Améliorer la gestion des eaux souterraines au Tchad : un atelier national à N’Djamena

Améliorer la gestion des eaux souterraines au Tchad : un atelier national à N’Djamena

Améliorer la gestion des eaux souterraines au Tchad : un atelier national à N’Djamena

Un atelier de trois jours à N’Djamena réunit acteurs publics, société civile et experts pour élaborer un plan d’action visant à renforcer la gouvernance des eaux souterraines au Tchad, cruciales pour la sécurité hydrique et le développement durable.
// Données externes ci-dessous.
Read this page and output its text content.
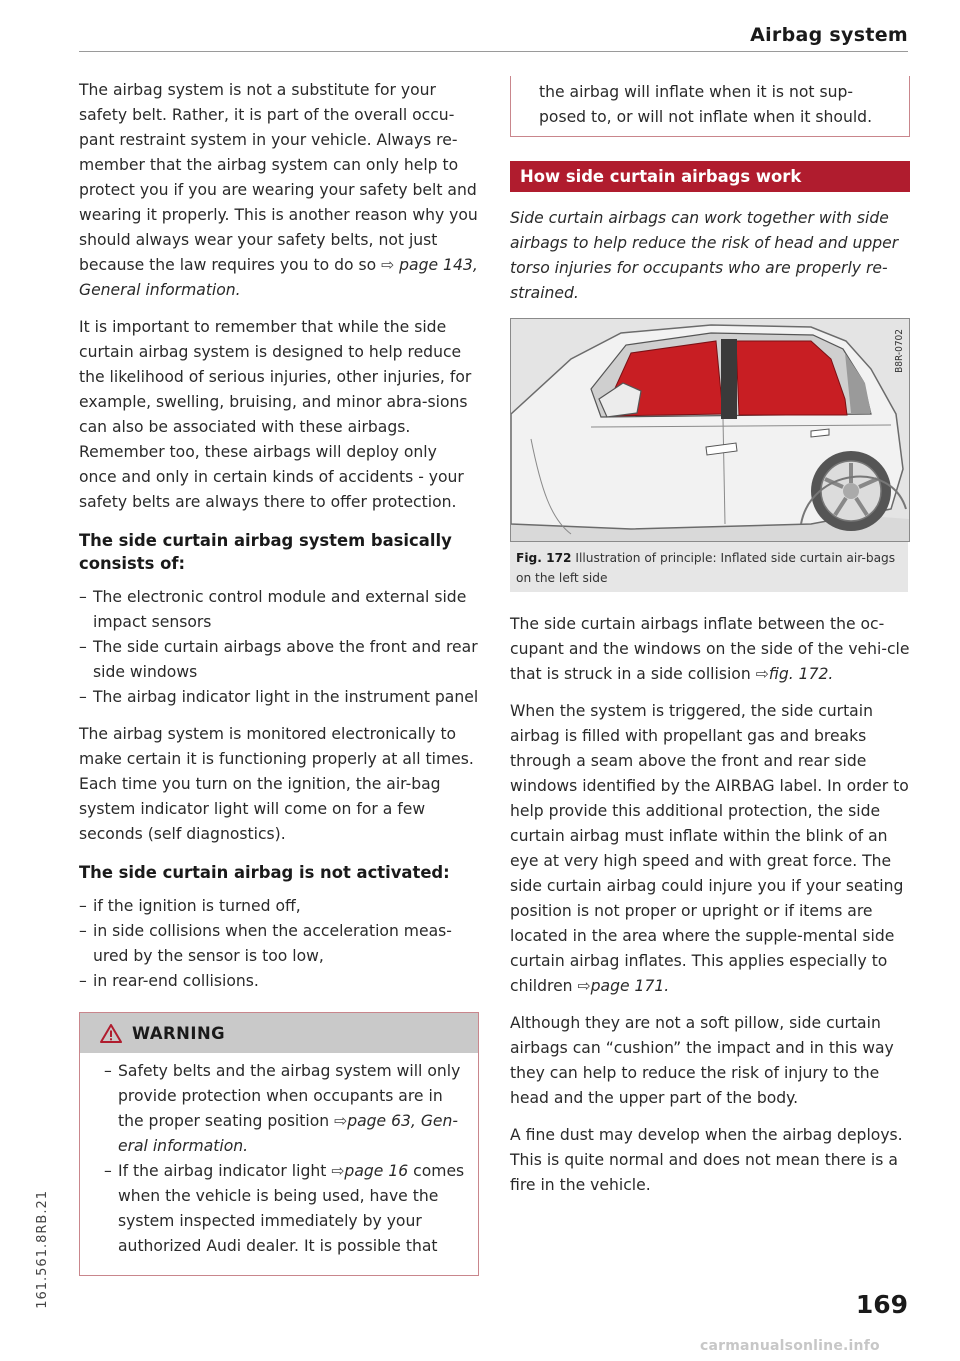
Airbag system

The airbag system is not a substitute for your safety belt. Rather, it is part of the overall occu-pant restraint system in your vehicle. Always re-member that the airbag system can only help to protect you if you are wearing your safety belt and wearing it properly. This is another reason why you should always wear your safety belts, not just because the law requires you to do so ⇨ page 143, General information.

It is important to remember that while the side curtain airbag system is designed to help reduce the likelihood of serious injuries, other injuries, for example, swelling, bruising, and minor abra-sions can also be associated with these airbags. Remember too, these airbags will deploy only once and only in certain kinds of accidents - your safety belts are always there to offer protection.

The side curtain airbag system basically consists of:
– The electronic control module and external side impact sensors
– The side curtain airbags above the front and rear side windows
– The airbag indicator light in the instrument panel

The airbag system is monitored electronically to make certain it is functioning properly at all times. Each time you turn on the ignition, the air-bag system indicator light will come on for a few seconds (self diagnostics).

The side curtain airbag is not activated:
– if the ignition is turned off,
– in side collisions when the acceleration meas-ured by the sensor is too low,
– in rear-end collisions.
WARNING
– Safety belts and the airbag system will only provide protection when occupants are in the proper seating position ⇨page 63, Gen-eral information.
– If the airbag indicator light ⇨page 16 comes when the vehicle is being used, have the system inspected immediately by your authorized Audi dealer. It is possible that

the airbag will inflate when it is not sup-posed to, or will not inflate when it should.

How side curtain airbags work

Side curtain airbags can work together with side airbags to help reduce the risk of head and upper torso injuries for occupants who are properly re-strained.

B8R-0702
Fig. 172 Illustration of principle: Inflated side curtain air-bags on the left side

The side curtain airbags inflate between the oc-cupant and the windows on the side of the vehi-cle that is struck in a side collision ⇨fig. 172.

When the system is triggered, the side curtain airbag is filled with propellant gas and breaks through a seam above the front and rear side windows identified by the AIRBAG label. In order to help provide this additional protection, the side curtain airbag must inflate within the blink of an eye at very high speed and with great force. The side curtain airbag could injure you if your seating position is not proper or upright or if items are located in the area where the supple-mental side curtain airbag inflates. This applies especially to children ⇨page 171.

Although they are not a soft pillow, side curtain airbags can “cushion” the impact and in this way they can help to reduce the risk of injury to the head and the upper part of the body.

A fine dust may develop when the airbag deploys. This is quite normal and does not mean there is a fire in the vehicle.

161.561.8RB.21	169
carmanualsonline.info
Gouvernance des eaux souterraines : un atelier pour renforcer la gestion durable de la ressource au Tchad

Ce mardi 16 juin 2026, un atelier national de trois jours a débuté à N’Djamena, rassemblant une cinquantaine de participants issus des institutions publiques, de la société civile, des partenaires techniques et des usagers. L’objectif est de coconstruire un plan d’action pour améliorer la gestion des eaux souterraines et faire face aux risques sur leur quantité et leur qualité.

Les eaux souterraines sont essentielles à la sécurité hydrique du Tchad : elles fournissent de l’eau potable, soutiennent l’irrigation, les systèmes pastoraux et le développement urbain, surtout dans les zones affectées par le stress climatique. C’est pourquoi cet atelier vise à établir un plan d’action partagé pour renforcer la gouvernance et répondre aux priorités liées aux risques sur cette ressource.

Natascha Paddison, représentante de l’UNICEF, a ouvert les travaux en rappelant le devoir collectif de garantir à chaque enfant un accès équitable à l’eau potable, à l’hygiène et à l’assainissement. Selon elle, chaque décision technique sur les eaux souterraines a un impact direct sur la santé, l’éducation et la dignité des populations.

Elle a invité les participants à partager leurs connaissances, identifier les risques prioritaires et élaborer des solutions concrètes. Les ressources en eaux souterraines doivent être une assurance santé et un levier de développement, non une source de conflit, tout en préservant les générations futures.

La représentante de l’UNICEF a réaffirmé l’engagement de son organisation à soutenir le gouvernement tchadien dans ce processus, et a remercié le Royaume-Uni, via son ministère des Affaires étrangères, pour son appui ayant permis la tenue de l’atelier.

La directrice générale des Ressources en eau, Fatimé Hassan, a précisé que l’atelier vise à élaborer un plan d’action concerté. Les échanges permettront de partager une compréhension commune de la situation, d’identifier les enjeux de gouvernance et de définir les actions nécessaires. Les résultats seront consignés dans un rapport et une note d’orientation technique intégrant l’évaluation exploratoire nationale 2026 sur les risques liés aux eaux souterraines.

L’atelier réunit une cinquantaine de participants : autorités nationales de l’eau, ministères, organisations régionales, partenaires techniques et financiers, agences onusiennes, ONG, secteur privé, usagers et experts. Les échanges doivent déboucher sur des recommandations concrètes pour une gestion plus efficace, inclusive et durable des eaux souterraines au Tchad.